Sebelum pkl. 19.00 WITA saya dan tiga rekan saya disambut suhu yang menggigil di sana. Rekan saya masih harus menjemput rekan lainnya yang menginap di sebuah penginapan untuk suatu acara.
Sambutan gigilan sangat menggugah saya yang tadinya terlelap selama perjalanan karena kelelahan. Menurut rekam ingatan gigilan saya, malam itu suhu berada di bawah 14 derajat Celsius.
Dengan gigilan yang saya dapatkan, seketika saya teringat pada Kaliurang, Yogyakarta, pada 1990-an. Yang pasti, kenangan ketika saya masih aktif di pers kampus, dan sebuah penginapan di Kaliurang selalu menjadi tempat karantina untuk pelatihan jurnalistik tingkat fakultas yang diselenggarakan oleh Majalah Mahasiswa Tekni (MMT) "Sigma" dengan nama "Apresiasi Jurnalistik Mahasiswa" (AJM).
Lalu pkl.19.30 WITA saya dan rombongan sampai ke sebuah hotel yang menjadi tempat hajatan. Hotel yang hanya berlantai tiga, dan ruang hajatan di halamannya.

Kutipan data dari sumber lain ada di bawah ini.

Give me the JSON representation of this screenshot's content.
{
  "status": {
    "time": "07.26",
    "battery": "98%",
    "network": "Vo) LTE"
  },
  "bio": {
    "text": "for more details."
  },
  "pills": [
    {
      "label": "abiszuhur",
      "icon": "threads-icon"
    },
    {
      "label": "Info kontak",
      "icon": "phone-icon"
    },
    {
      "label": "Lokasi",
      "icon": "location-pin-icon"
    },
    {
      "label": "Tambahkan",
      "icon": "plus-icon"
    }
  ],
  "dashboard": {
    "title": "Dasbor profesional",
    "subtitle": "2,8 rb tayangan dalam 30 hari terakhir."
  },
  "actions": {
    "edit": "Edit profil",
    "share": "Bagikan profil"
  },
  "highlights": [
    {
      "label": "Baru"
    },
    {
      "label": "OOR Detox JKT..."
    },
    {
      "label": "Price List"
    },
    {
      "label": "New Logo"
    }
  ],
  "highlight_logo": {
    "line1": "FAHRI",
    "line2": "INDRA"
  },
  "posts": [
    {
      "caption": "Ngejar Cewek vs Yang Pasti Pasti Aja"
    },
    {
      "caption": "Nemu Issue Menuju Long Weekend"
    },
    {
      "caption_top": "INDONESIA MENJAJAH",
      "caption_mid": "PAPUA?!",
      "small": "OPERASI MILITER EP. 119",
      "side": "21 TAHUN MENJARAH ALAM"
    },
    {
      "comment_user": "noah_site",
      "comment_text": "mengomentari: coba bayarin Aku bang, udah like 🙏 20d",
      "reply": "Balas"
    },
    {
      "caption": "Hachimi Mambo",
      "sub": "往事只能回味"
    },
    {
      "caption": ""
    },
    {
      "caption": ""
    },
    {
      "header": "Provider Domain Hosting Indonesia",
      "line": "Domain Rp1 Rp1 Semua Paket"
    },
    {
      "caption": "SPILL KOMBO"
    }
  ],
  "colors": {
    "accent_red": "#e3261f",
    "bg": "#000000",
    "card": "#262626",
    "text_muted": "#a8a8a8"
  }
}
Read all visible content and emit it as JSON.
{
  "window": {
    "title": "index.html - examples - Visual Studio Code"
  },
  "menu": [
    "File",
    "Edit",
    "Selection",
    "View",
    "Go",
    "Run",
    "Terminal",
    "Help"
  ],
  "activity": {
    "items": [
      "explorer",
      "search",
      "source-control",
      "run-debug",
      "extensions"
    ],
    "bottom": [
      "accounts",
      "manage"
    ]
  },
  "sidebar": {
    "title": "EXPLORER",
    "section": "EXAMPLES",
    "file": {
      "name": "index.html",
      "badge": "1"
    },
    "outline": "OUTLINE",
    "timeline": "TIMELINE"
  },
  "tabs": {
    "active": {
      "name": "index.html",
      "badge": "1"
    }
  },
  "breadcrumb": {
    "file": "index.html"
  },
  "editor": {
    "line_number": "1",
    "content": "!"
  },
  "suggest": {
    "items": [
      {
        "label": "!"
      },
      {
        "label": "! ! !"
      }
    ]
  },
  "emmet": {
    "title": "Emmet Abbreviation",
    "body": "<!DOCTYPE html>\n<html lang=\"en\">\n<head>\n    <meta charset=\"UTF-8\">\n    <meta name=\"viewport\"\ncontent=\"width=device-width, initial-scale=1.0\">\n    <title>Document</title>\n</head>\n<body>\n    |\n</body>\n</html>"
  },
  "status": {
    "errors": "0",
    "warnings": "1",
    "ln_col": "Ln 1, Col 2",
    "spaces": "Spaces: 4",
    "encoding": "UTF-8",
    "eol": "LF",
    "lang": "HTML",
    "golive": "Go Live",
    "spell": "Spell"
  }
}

Meski bukan di sebuah ruang tertutup dengan suhu udara sejuk buatan mesin Air Condition (AC), di halaman itu suhu seperti berada di sebuah ruang hajatan umumnya di hotel-hotel semacam di Balikpapan, atau ruang kantoran. Sungguh menggigilkan!
Ternyata resepsi baru dilaksanakan sekitar pkl. 19.40 WITA. Artinya, molor, dan saya belum terlambat. Â
Ternyata lagi, suvenir pernikahan yang saya dan rekan-rekan dapatkan adalah sebuah gantungan kunci berupa tokoh wayang bernama Puntadewa. Wow!
Ternyata kamera andalan dan android saya teringgal di mobil, karena berada dalam tas yang saya persiapkan bersama baju untuk mengantisipasi jika terpaksa menginap. Artinya pula, saya tidak bisa mendokumentasikan acara serta pernak-perniknyaÂ
Dan, dua rekan saya tidak akan menginap di Soe, melainkan akan kembali ke Kupang setelah bubar acara hajatan. Sementara seorang rekan memilih menginap bersama rekan kami lainnya. Rekan yang kami jemput tadi ternyata sudah kembali ke penginapannya.
Artinya, malam itu juga saya bisa kembali ke Kupang, dan besok bisa langsung bekerja. Beres, 'kan?
Sekitar pkl. 23.00 WITA atau seusai acara terakhir dengan berjoget-berdansa saya dan dua rekan kembali Kupang. Lagi-lagi saya melanjutkan tidur selama perjalanan. Akan tetapi, tentu saja, tidur saya bisa benar-benar lelap dalam pelukan yang menggigilkan, meskipun AC mobil tidak diaktifkan.